There can be no doubt in any rational American mind hat one of the prime motivations behind Trump’s (through the puppy killer) deployment of thousands of masked and armed ICE agents into primarily blue cities was to create exactly the kind of tensions it has, with the predicable results.
Trump is dying for a reason to use the Insurrection Act both as a demonstration of his dictatorial powers and as a way to feed red meat to his supporters and to distract them from the damage his economic policies are doing, not to mention the Epstein files. And putting these masked thugs, most of whose training, backgrounds, legal records, and political leadings are entirely unknown into the streets, with essentially carte blanche to do whatever they want is an open invitation to just the kind of trouble we’ve been seeing.
I won’t even comment on the utter absurdity of a Trumpchick wearing a cowboy hat several sizes too big describing an incident about which she could have had no complete, factual knowledge at the time, only excuses from the field by some agent who was either dead to any concept of conscience or very worried about possible consequences.
This will happen again and again until this administration is sent packing into the dustbin of history, and that cannot happen soon enough.
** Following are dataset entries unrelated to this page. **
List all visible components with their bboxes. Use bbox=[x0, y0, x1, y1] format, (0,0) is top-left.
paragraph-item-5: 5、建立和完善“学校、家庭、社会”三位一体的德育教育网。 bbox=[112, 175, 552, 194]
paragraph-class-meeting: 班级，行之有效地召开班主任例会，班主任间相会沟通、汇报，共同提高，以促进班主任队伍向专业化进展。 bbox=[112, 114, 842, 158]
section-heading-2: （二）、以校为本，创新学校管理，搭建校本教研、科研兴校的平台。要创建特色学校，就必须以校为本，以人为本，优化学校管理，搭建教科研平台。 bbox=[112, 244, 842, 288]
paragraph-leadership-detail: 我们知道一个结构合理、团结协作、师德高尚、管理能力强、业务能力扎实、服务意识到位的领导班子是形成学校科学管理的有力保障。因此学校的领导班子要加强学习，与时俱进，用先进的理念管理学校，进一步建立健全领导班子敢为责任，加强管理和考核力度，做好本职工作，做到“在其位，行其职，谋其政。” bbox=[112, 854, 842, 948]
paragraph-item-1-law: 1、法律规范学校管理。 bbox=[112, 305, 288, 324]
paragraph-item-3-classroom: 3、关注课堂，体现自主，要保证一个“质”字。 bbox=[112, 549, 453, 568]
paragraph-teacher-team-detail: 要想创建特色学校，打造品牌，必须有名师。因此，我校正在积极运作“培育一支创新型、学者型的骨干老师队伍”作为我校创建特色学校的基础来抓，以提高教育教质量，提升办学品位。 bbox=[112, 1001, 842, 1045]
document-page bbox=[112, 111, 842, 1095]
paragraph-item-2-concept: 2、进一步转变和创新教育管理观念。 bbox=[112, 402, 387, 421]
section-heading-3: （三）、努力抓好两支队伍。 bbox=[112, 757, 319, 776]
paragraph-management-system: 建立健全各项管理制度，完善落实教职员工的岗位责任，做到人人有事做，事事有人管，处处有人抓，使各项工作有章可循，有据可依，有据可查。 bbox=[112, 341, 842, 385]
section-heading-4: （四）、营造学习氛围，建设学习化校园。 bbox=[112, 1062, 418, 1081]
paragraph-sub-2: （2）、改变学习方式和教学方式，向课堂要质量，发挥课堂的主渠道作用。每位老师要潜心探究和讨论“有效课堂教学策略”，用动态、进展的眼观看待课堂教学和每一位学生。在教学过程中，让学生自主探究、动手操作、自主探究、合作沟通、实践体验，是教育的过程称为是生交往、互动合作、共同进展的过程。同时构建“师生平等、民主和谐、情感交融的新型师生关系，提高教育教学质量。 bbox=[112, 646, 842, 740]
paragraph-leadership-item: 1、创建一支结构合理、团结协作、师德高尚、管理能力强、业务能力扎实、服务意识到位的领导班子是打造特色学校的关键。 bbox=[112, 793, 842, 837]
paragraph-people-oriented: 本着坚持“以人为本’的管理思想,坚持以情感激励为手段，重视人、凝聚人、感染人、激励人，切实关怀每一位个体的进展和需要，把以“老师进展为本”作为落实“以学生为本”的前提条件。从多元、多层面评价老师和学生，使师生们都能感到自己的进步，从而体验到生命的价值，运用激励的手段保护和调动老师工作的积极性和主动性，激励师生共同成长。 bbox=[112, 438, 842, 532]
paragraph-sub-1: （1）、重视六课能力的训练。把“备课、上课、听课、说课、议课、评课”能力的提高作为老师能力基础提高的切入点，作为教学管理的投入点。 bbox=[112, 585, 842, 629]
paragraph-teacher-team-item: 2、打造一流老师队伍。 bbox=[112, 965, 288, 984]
THIS MUST PROVE TO BE A DEATH TOO FAR.
This woman’s blood is not only on the hands of the agent who killed her, but also the puppy killer herself, her demented boss, the six conservatives justices on the Supreme Court for their inexcusable sloth and apparent inability to understand Trump’s clear motives, and the political party that has chosen loyalty over integrity, sycophancy over competency, and Trump over the Constitution.